Alan Bell

The Roxburghe Club, by Nicolas Barker

issue 25 August 2012

Book-collecting fraternities are far from uncommon, but none of them is the equal of their British progenitor, the Roxburghe Club, either in age or exclusivity.  This June the members celebrated its bicentenary, apparently in due style. At the inaugural dinner in 1812, 18 book-collectors, chaired by the Lord Spencer of the day, gathered to celebrate the sale at auction of the 3rd Duke of Roxburghe’s copy of a 1471 edition of Boccaccio, for which Lord Blandford had just paid £2,260, then a record price for a printed book. It was exceeded only in 1884, and meanwhile the antiquarian book market went through periods of despondency.

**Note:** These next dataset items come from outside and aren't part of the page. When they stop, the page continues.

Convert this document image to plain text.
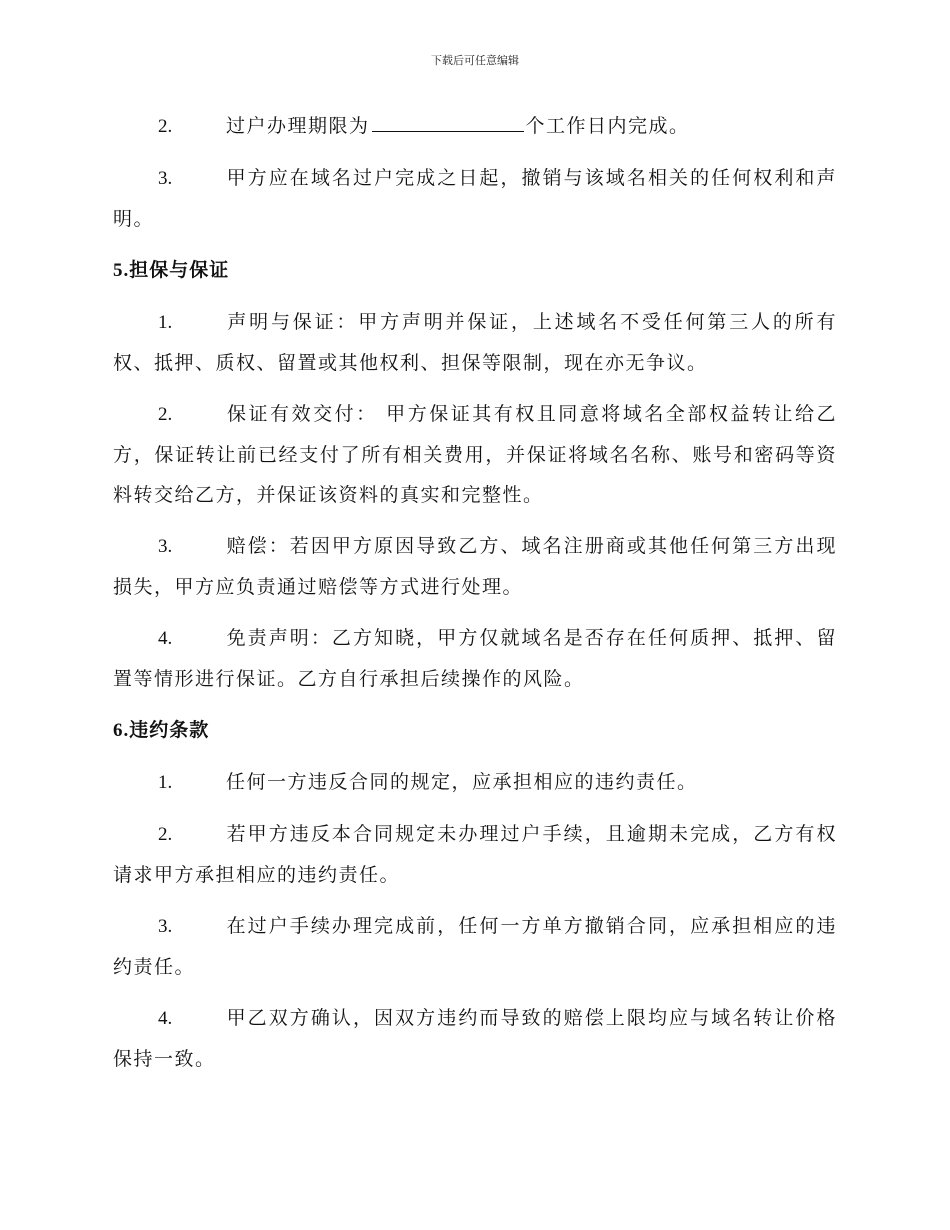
下载后可任意编辑

2.	过户办理期限为	个工作日内完成。

3.	甲方应在域名过户完成之日起，撤销与该域名相关的任何权利和声明。

5.担保与保证

1.	声明与保证：甲方声明并保证，上述域名不受任何第三人的所有权、抵押、质权、留置或其他权利、担保等限制，现在亦无争议。

2.	保证有效交付： 甲方保证其有权且同意将域名全部权益转让给乙方，保证转让前已经支付了所有相关费用，并保证将域名名称、账号和密码等资料转交给乙方，并保证该资料的真实和完整性。

3.	赔偿：若因甲方原因导致乙方、域名注册商或其他任何第三方出现损失，甲方应负责通过赔偿等方式进行处理。

4.	免责声明：乙方知晓，甲方仅就域名是否存在任何质押、抵押、留置等情形进行保证。乙方自行承担后续操作的风险。

6.违约条款

1.	任何一方违反合同的规定，应承担相应的违约责任。

2.	若甲方违反本合同规定未办理过户手续，且逾期未完成，乙方有权请求甲方承担相应的违约责任。

3.	在过户手续办理完成前，任何一方单方撤销合同，应承担相应的违约责任。

4.	甲乙双方确认，因双方违约而导致的赔偿上限均应与域名转让价格保持一致。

The Roxburghe’s members — soon to number the still current limit of 40 — agreed to meet annually, and to present to each of their brethren a strictly limited printing of some text of their own choice.

The organiser of the bibliophilic club was Lord Spencer’s library cataloguer, a London clergyman, a lightweight but undoubted enthusiast for books, and author some years earlier of The Bibliomania …containing some account of the history, symptoms and cures of this fatal disease. This was the Revd Thomas Frognall Dibdin, who managed to get things started fairly well.

One of the prospective members he hoped for was Sir Walter Scott, whose substantial library survives at Abbotsford, in the Scottish borders. Scott attended only one Roxburghe dinner, where he found the grandees deaf and boring, though ‘there were many little chirruping men who might have talked but went into committee’. Scott was happier with his own society, the Bannatyne Club, which then produced larger volumes of historical value.

It took the Roxburghers a while longer to realise that more substantial volumes were expected of them.